Useless Art: An adventure in self-hosting open AI models using Elixir
Generative AI! Generative AI! Generative AI!
Seems to be top-of-mind for nearly every (tech) person at this point. While most deployments in the wild boil down to calling an API from one of the big players, I was curious to see what it would take to build application around self-hosted open-source open-weight AI models. There’s been an absolute proliferation of open models under permissive licenses thanks to the likes of Meta, Mistral AI, Stability AI, and others. And the gap between open and closed models seems to be closing at a rapid pace.
This is where my new project Useless Art comes in!
The premise behind Useless Art is pretty straightforward. Every day, we prompt a large language model to provide a list of interesting art ideas, then pass those ideas over to a diffusion model that then generates the images. The images are then displayed on the page. While simple in concept, this allows me to experiment with hosting two types of generative models, LLMs and Diffusion models.
The first step was to decide which models I wanted to use and build a prototype. I used the handy “smart” cell feature of Livebook which has integrations for different ML tasks to test the capabilities of Stable Diffusion 1.4.
I already had in mind the Phi3 model from Microsoft as it performs nearly as well as models with twice the number of parameters due to higher quality training data. I experimented with having the model generate prompts for the Stable Diffusion model using Ollama. After verifying that Phi3 was indeed able to readily generate interesting prompts and that the SD model was capable of producing images that match the captions, I had all the pieces in place.
I went with Elixir and Phoenix for building the web app as
- Elixir is my favorite programming language
- Phoenix is the best
- I’ve been wanting to try out Bumblebee
Since I was just going to be sticking with a CPU for inference, I knew I wouldn’t be able to generate these images on the fly so I decided to schedule image generation nightly using Oban. Elixir Nx, which Bumblebee sits on top of, uses XLA for its backend. EXLA, which packages XLA, was compiled for an old Linux machine I had handy with an i7 6700 and 32 GB of RAM. I’m assuming it’s configured to use the CPU’s SIMD extensions. Get the SD model to work with Bumblebee was super easy. There’s a high-level interface with a fully working example in the docs.
repository_id = "CompVis/stable-diffusion-v1-4"
{:ok, tokenizer} = Bumblebee.load_tokenizer({:hf, "openai/clip-vit-large-patch14"})
{:ok, clip} = Bumblebee.load_model({:hf, repository_id, subdir: "text_encoder"})
{:ok, unet} = Bumblebee.load_model({:hf, repository_id, subdir: "unet"})
{:ok, vae} = Bumblebee.load_model({:hf, repository_id, subdir: "vae"}, architecture: :decoder)
{:ok, scheduler} = Bumblebee.load_scheduler({:hf, repository_id, subdir: "scheduler"})
{:ok, featurizer} = Bumblebee.load_featurizer({:hf, repository_id, subdir: "feature_extractor"})
{:ok, safety_checker} = Bumblebee.load_model({:hf, repository_id, subdir: "safety_checker"})
serving =
Bumblebee.Diffusion.StableDiffusion.text_to_image(clip, unet, vae, tokenizer, scheduler,
num_steps: 20,
num_images_per_prompt: 2,
safety_checker: safety_checker,
safety_checker_featurizer: featurizer,
compile: [batch_size: 1, sequence_length: 60],
defn_options: [compiler: EXLA]
)
prompt = "numbat in forest, detailed, digital art"

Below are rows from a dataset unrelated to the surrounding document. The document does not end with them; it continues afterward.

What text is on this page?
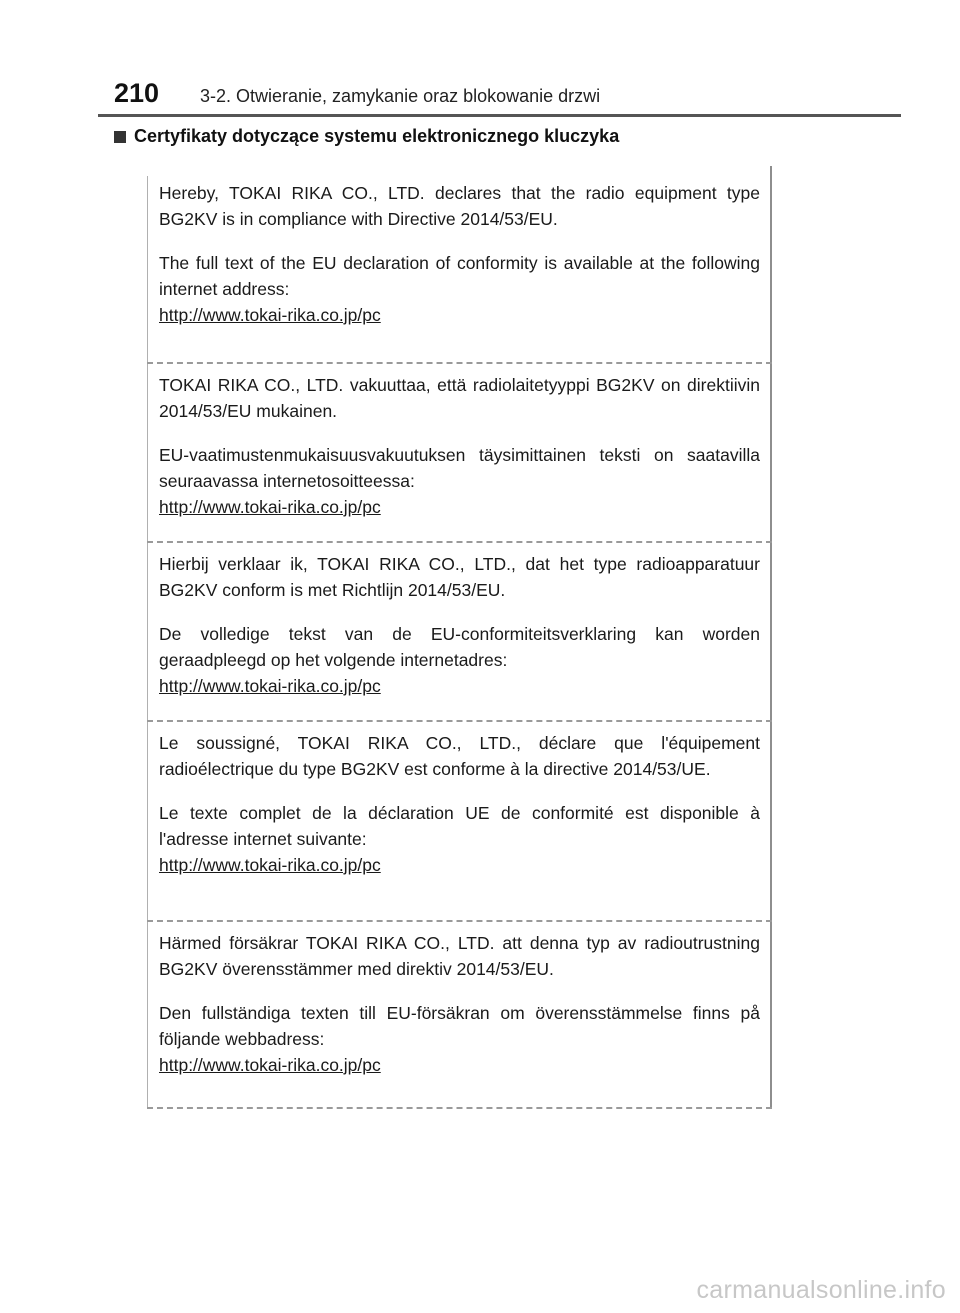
210 3-2. Otwieranie, zamykanie oraz blokowanie drzwi
Certyfikaty dotyczące systemu elektronicznego kluczyka

Hereby, TOKAI RIKA CO., LTD. declares that the radio equipment type BG2KV is in compliance with Directive 2014/53/EU.

The full text of the EU declaration of conformity is available at the following internet address:

http://www.tokai-rika.co.jp/pc

TOKAI RIKA CO., LTD. vakuuttaa, että radiolaitetyyppi BG2KV on direktiivin 2014/53/EU mukainen.

EU-vaatimustenmukaisuusvakuutuksen täysimittainen teksti on saatavilla seuraavassa internetosoitteessa:

http://www.tokai-rika.co.jp/pc

Hierbij verklaar ik, TOKAI RIKA CO., LTD., dat het type radioapparatuur BG2KV conform is met Richtlijn 2014/53/EU.

De volledige tekst van de EU-conformiteitsverklaring kan worden geraadpleegd op het volgende internetadres:

http://www.tokai-rika.co.jp/pc

Le soussigné, TOKAI RIKA CO., LTD., déclare que l'équipement radioélectrique du type BG2KV est conforme à la directive 2014/53/UE.

Le texte complet de la déclaration UE de conformité est disponible à l'adresse internet suivante:

http://www.tokai-rika.co.jp/pc

Härmed försäkrar TOKAI RIKA CO., LTD. att denna typ av radioutrustning BG2KV överensstämmer med direktiv 2014/53/EU.

Den fullständiga texten till EU-försäkran om överensstämmelse finns på följande webbadress:

http://www.tokai-rika.co.jp/pc
carmanualsonline.info
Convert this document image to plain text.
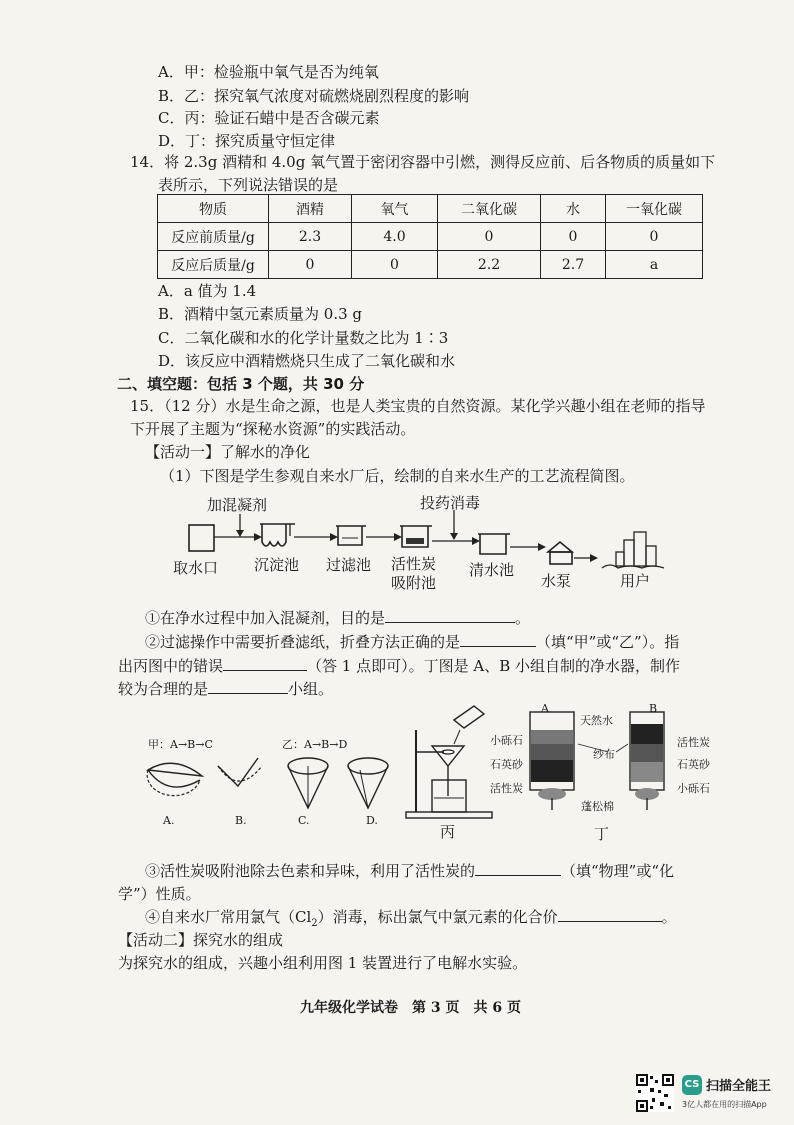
A．甲：检验瓶中氧气是否为纯氧
B．乙：探究氧气浓度对硫燃烧剧烈程度的影响
C．丙：验证石蜡中是否含碳元素
D．丁：探究质量守恒定律
14．将 2.3g 酒精和 4.0g 氧气置于密闭容器中引燃，测得反应前、后各物质的质量如下
表所示，下列说法错误的是
物质	酒精	氧气	二氧化碳	水	一氧化碳
反应前质量/g	2.3	4.0	0	0	0
反应后质量/g	0	0	2.2	2.7	a
A．a 值为 1.4
B．酒精中氢元素质量为 0.3 g
C．二氧化碳和水的化学计量数之比为 1∶3
D．该反应中酒精燃烧只生成了二氧化碳和水
二、填空题：包括 3 个题，共 30 分
15．（12 分）水是生命之源，也是人类宝贵的自然资源。某化学兴趣小组在老师的指导
下开展了主题为“探秘水资源”的实践活动。
【活动一】了解水的净化
（1）下图是学生参观自来水厂后，绘制的自来水生产的工艺流程简图。
加混凝剂	投药消毒
取水口 沉淀池 过滤池 活性炭
吸附池
清水池
水泵	用户
①在净水过程中加入混凝剂，目的是	。
②过滤操作中需要折叠滤纸，折叠方法正确的是	（填“甲”或“乙”）。指
出丙图中的错误	（答 1 点即可）。丁图是 A、B 小组自制的净水器，制作
较为合理的是	小组。
甲：A→B→C	乙：A→B→D
A.	B.	C.	D.
丙
A	B
天然水
小砾石
石英砂
活性炭
活性炭
石英砂
小砾石
纱布
蓬松棉
丁
③活性炭吸附池除去色素和异味，利用了活性炭的	（填“物理”或“化
学”）性质。
④自来水厂常用氯气$(Cl_2)$消毒，标出氯气中氯元素的化合价	。
【活动二】探究水的组成
为探究水的组成，兴趣小组利用图 1 装置进行了电解水实验。
九年级化学试卷　第 3 页　共 6 页
CS 扫描全能王
3亿人都在用的扫描App
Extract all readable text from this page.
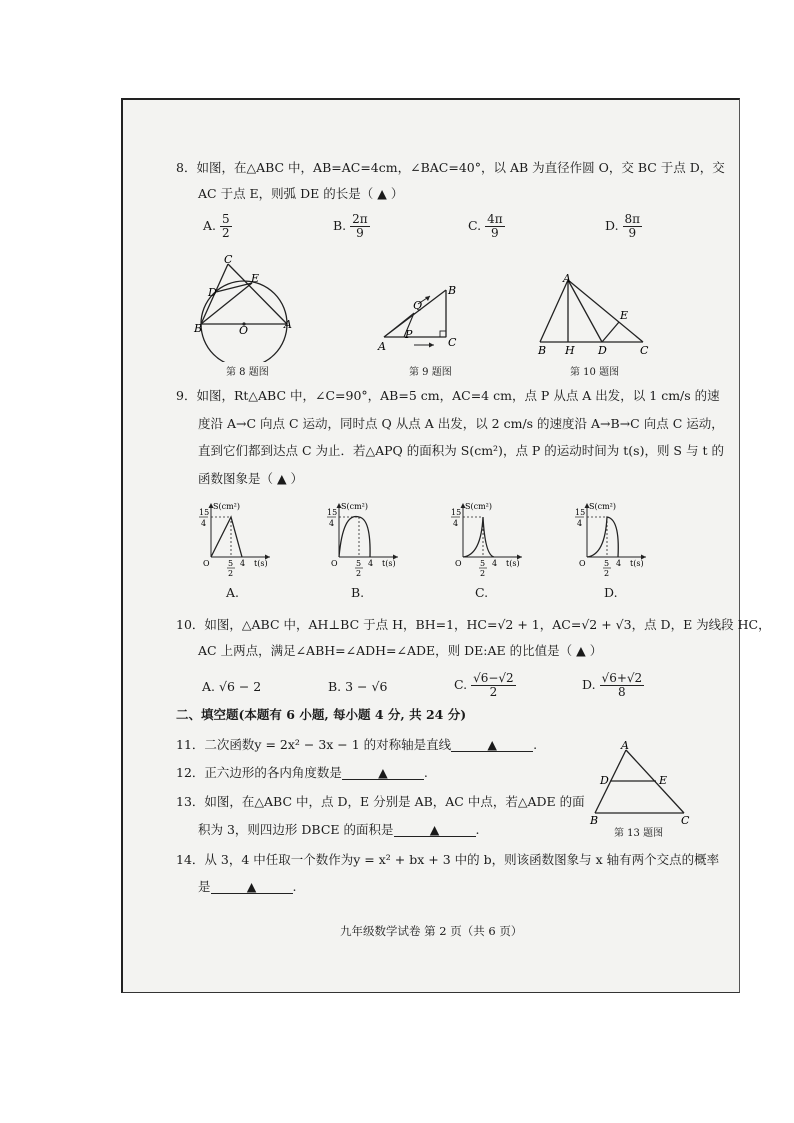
8．如图，在△ABC 中，AB=AC=4cm，∠BAC=40°，以 AB 为直径作圆 O，交 BC 于点 D，交
AC 于点 E，则弧 DE 的长是（ ▲ ）
A. $\frac{5}{2}$	B. $\frac{2\pi}{9}$	C. $\frac{4\pi}{9}$	D. $\frac{8\pi}{9}$
C
D
E
B	O	A
第 8 题图
Q
B
A
P
C
第 9 题图
A
E
B H D	C
第 10 题图
9．如图，Rt△ABC 中，∠C=90°，AB=5 cm，AC=4 cm，点 P 从点 A 出发，以 1 cm/s 的速
度沿 A→C 向点 C 运动，同时点 Q 从点 A 出发，以 2 cm/s 的速度沿 A→B→C 向点 C 运动，
直到它们都到达点 C 为止．若△APQ 的面积为 S(cm²)，点 P 的运动时间为 t(s)，则 S 与 t 的
函数图象是（ ▲ ）
S(cm²)
15
4
O 5
2
4 t(s)
S(cm²)
15
4
O 5
2
4 t(s)
S(cm²)
15
4
O 5
2
4 t(s)
S(cm²)
15
4
O 5
2
4 t(s)
A.	B.	C.	D.
10．如图，△ABC 中，AH⊥BC 于点 H，BH=1，HC=√2 + 1，AC=√2 + √3，点 D，E 为线段 HC，
AC 上两点，满足∠ABH=∠ADH=∠ADE，则 DE:AE 的比值是（ ▲ ）
A. √6 − 2	B. 3 − √6	C. $\frac{√6-√2}{2}$	D. $\frac{√6+√2}{8}$
二、填空题(本题有 6 小题, 每小题 4 分, 共 24 分)
11．二次函数y = 2x² − 3x − 1 的对称轴是直线	▲	.
12．正六边形的各内角度数是	▲	.
13．如图，在△ABC 中，点 D，E 分别是 AB，AC 中点，若△ADE 的面
积为 3，则四边形 DBCE 的面积是	▲	.
A
D	E
B	C
第 13 题图
14．从 3，4 中任取一个数作为y = x² + bx + 3 中的 b，则该函数图象与 x 轴有两个交点的概率
是	▲	.
九年级数学试卷 第 2 页（共 6 页）
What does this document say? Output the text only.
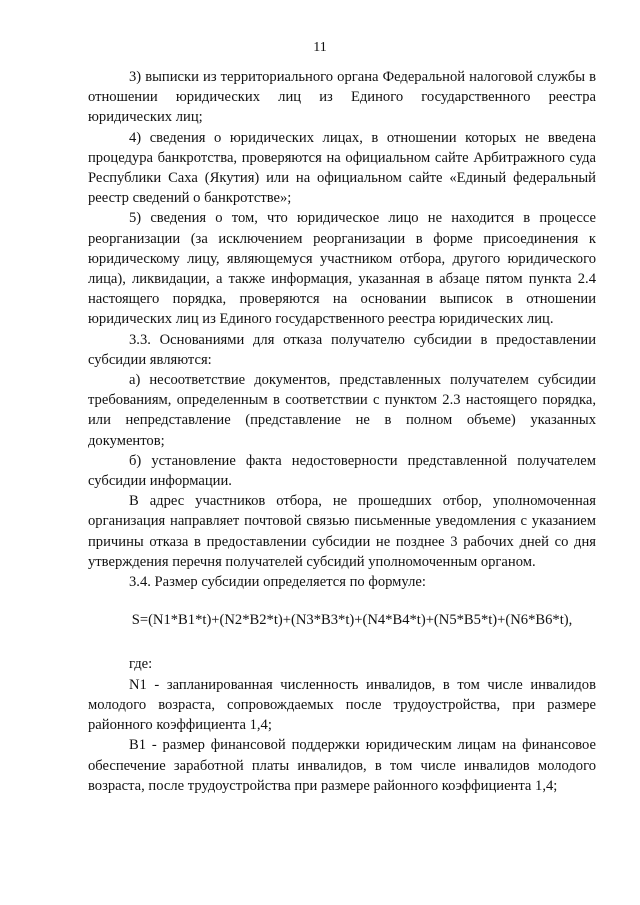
11

3) выписки из территориального органа Федеральной налоговой службы в отношении юридических лиц из Единого государственного реестра юридических лиц;

4) сведения о юридических лицах, в отношении которых не введена процедура банкротства, проверяются на официальном сайте Арбитражного суда Республики Саха (Якутия) или на официальном сайте «Единый федеральный реестр сведений о банкротстве»;

5) сведения о том, что юридическое лицо не находится в процессе реорганизации (за исключением реорганизации в форме присоединения к юридическому лицу, являющемуся участником отбора, другого юридического лица), ликвидации, а также информация, указанная в абзаце пятом пункта 2.4 настоящего порядка, проверяются на основании выписок в отношении юридических лиц из Единого государственного реестра юридических лиц.

3.3. Основаниями для отказа получателю субсидии в предоставлении субсидии являются:

а) несоответствие документов, представленных получателем субсидии требованиям, определенным в соответствии с пунктом 2.3 настоящего порядка, или непредставление (представление не в полном объеме) указанных документов;

б) установление факта недостоверности представленной получателем субсидии информации.

В адрес участников отбора, не прошедших отбор, уполномоченная организация направляет почтовой связью письменные уведомления с указанием причины отказа в предоставлении субсидии не позднее 3 рабочих дней со дня утверждения перечня получателей субсидий уполномоченным органом.

3.4. Размер субсидии определяется по формуле:

S=(N1*B1*t)+(N2*B2*t)+(N3*B3*t)+(N4*B4*t)+(N5*B5*t)+(N6*B6*t),

где:

N1 - запланированная численность инвалидов, в том числе инвалидов молодого возраста, сопровождаемых после трудоустройства, при размере районного коэффициента 1,4;

B1 - размер финансовой поддержки юридическим лицам на финансовое обеспечение заработной платы инвалидов, в том числе инвалидов молодого возраста, после трудоустройства при размере районного коэффициента 1,4;
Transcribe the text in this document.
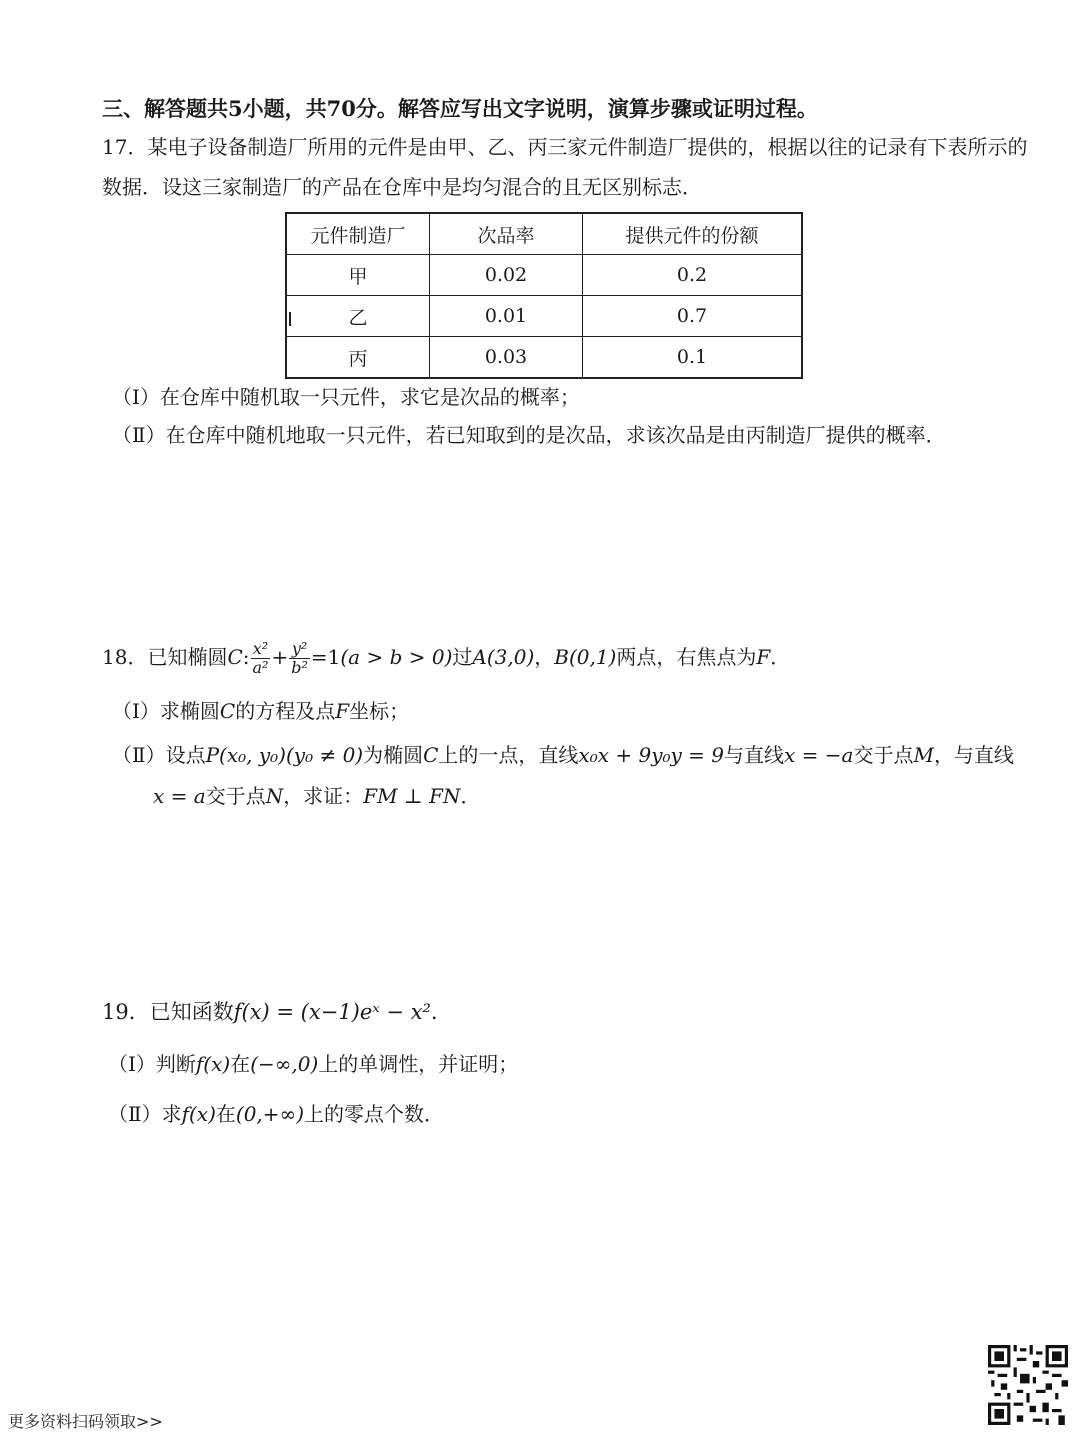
三、解答题共5小题，共70分。解答应写出文字说明，演算步骤或证明过程。
17．某电子设备制造厂所用的元件是由甲、乙、丙三家元件制造厂提供的，根据以往的记录有下表所示的
数据．设这三家制造厂的产品在仓库中是均匀混合的且无区别标志．
元件制造厂	次品率	提供元件的份额
甲	0.02	0.2
乙	0.01	0.7
丙	0.03	0.1
（Ⅰ）在仓库中随机取一只元件，求它是次品的概率；
（Ⅱ）在仓库中随机地取一只元件，若已知取到的是次品，求该次品是由丙制造厂提供的概率．
18．已知椭圆C: $\frac{\text{x²}}{\text{a²}} + \frac{\text{y²}}{\text{b²}} =1(a > b > 0)$过A(3,0)，B(0,1)两点，右焦点为F．
（Ⅰ）求椭圆C的方程及点F坐标；
（Ⅱ）设点P(x₀, y₀)(y₀ ≠ 0)为椭圆C上的一点，直线x₀x + 9y₀y = 9与直线x = −a交于点M，与直线
x = a交于点N，求证：FM ⊥ FN．
19．已知函数f(x) = (x−1)eˣ − x²．
（Ⅰ）判断f(x)在(−∞,0)上的单调性，并证明；
（Ⅱ）求f(x)在(0,+∞)上的零点个数．
更多资料扫码领取>>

Nx.Serving.run(serving, prompt)
Testing this on my machine shows maximal utilization of the CPU, with all cores at almost 100% utilization.
I did try running the Phi3 model with Bumblebee, however in comparison with Ollama, the quality of the output was much lower and performance was quite poor, so I stuck with leveraging Ollama’s API. However, in the future, this could be moved to Bumblebee as things continue to improve.
Putting this all together, we have a Phoenix web app that uses Phi3 and Stable Diffusion to regularly generate art. It took less than a day to put the entire app together as the Elixir ML tooling is quite excellent. Obviously this nowhere near as straightforward as calling an API from an AI company which might even be more economical in certain cases given infrastructure costs but there’s a ton of great tooling out there to make hosting open models very feasible.